Ce mécanisme d'inclusion carbone aux frontières consisterait à intégrer dans le marché du carbone les produits fabriqués en dehors de l'Union européenne et relevant des secteurs exposés à des risques de délocalisation. Par exemple, les importateurs d'acier devraient acquérir des quotas dans une proportion correspondant au contenu carbone des produits importés.
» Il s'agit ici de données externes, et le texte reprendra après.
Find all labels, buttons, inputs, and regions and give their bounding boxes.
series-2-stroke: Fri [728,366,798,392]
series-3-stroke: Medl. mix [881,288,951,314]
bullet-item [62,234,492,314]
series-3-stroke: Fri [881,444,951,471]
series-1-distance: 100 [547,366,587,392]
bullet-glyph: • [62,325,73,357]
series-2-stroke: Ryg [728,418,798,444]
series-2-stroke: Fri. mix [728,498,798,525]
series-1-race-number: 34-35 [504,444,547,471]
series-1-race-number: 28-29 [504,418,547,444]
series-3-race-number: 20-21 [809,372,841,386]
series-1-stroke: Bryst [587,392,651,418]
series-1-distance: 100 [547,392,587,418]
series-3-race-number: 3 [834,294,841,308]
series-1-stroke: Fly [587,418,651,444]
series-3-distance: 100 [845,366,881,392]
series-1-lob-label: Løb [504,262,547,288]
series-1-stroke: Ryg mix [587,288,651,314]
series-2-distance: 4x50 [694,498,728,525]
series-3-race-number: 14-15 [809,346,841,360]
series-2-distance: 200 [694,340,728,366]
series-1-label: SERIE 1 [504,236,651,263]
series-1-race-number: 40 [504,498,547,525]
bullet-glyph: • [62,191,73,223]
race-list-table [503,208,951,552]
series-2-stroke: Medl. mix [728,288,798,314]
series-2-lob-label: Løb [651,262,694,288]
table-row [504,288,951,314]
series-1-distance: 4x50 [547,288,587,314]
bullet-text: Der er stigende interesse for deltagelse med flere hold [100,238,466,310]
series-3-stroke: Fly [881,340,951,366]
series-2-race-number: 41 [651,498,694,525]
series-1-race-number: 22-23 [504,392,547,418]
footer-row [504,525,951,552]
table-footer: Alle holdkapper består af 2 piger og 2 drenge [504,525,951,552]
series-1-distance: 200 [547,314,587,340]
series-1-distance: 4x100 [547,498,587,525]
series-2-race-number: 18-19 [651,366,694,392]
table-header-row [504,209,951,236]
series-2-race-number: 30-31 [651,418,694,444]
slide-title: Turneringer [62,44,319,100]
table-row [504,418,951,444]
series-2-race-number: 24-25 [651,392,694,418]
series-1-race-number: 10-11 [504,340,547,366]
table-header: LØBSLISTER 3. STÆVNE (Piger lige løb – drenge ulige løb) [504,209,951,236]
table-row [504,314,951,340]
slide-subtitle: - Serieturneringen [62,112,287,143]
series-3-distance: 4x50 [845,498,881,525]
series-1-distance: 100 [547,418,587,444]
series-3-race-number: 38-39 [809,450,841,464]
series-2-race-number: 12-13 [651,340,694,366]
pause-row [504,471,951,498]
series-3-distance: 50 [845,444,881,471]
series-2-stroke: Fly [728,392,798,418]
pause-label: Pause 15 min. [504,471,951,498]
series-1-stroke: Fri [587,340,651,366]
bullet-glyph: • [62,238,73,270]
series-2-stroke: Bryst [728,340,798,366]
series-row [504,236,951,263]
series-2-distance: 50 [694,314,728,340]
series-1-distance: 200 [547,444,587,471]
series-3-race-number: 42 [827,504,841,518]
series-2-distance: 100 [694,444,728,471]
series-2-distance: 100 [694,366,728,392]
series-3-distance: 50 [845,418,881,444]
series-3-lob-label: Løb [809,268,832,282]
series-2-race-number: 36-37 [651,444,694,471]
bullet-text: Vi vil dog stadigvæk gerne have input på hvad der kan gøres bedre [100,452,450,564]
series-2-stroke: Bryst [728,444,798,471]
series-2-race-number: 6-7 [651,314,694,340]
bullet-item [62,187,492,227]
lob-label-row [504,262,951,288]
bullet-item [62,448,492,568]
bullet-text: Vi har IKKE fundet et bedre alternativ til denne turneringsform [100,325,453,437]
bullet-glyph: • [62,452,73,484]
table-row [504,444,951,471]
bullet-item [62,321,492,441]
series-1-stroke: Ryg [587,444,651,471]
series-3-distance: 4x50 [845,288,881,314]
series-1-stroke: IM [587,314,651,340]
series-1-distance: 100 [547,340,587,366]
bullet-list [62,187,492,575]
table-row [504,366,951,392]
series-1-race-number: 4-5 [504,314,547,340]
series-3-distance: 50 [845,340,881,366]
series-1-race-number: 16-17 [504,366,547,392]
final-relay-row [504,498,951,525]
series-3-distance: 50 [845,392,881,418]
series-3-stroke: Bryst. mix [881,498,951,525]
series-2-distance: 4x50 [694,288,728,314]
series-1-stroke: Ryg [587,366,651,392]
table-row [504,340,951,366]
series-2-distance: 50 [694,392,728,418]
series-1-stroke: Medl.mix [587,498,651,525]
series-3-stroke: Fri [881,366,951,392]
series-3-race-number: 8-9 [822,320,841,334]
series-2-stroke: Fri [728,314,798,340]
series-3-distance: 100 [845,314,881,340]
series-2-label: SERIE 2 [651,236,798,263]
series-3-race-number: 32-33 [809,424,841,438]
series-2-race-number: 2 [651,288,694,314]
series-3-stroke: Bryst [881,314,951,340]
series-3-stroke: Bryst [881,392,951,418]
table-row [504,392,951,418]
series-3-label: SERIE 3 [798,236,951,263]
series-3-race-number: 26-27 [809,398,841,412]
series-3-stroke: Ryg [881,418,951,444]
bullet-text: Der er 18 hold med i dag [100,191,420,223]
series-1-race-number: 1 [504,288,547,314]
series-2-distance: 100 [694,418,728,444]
Pour la sénatrice, ce MIC permettrait à l'Europe de rétablir une concurrence loyale et d'inciter les entreprises extra-européennes non soumises à une contrainte carbone dans leur pays à réduire leurs émissions.
Michel Rocard, co-président de la commission chargée de préparer le dispositif de taxe carbone française plaide quant à lui pour une suppression du système d'échange de quotas et l'instauration d'une taxe carbone généralisée : ''je suis favorable à l'abandon de l'ETS qui marche mal pour lui substituer une taxation'', déclarait-il devant les députés en septembre 2009.
Suite à l'échec de Copenhague, cette taxe carbone aux frontières va sans doute revenir dans les débats. La Suède avait d'ailleurs fait une proposition sur le sujet pendant sa présidence en juillet 2009. Mais à l'heure actuelle, les Etats soutenant le principe de l'instauration d'un tel mécanisme ne sont pas majoritaires. Et ce sera sans compter sur les réticences des pays émergents.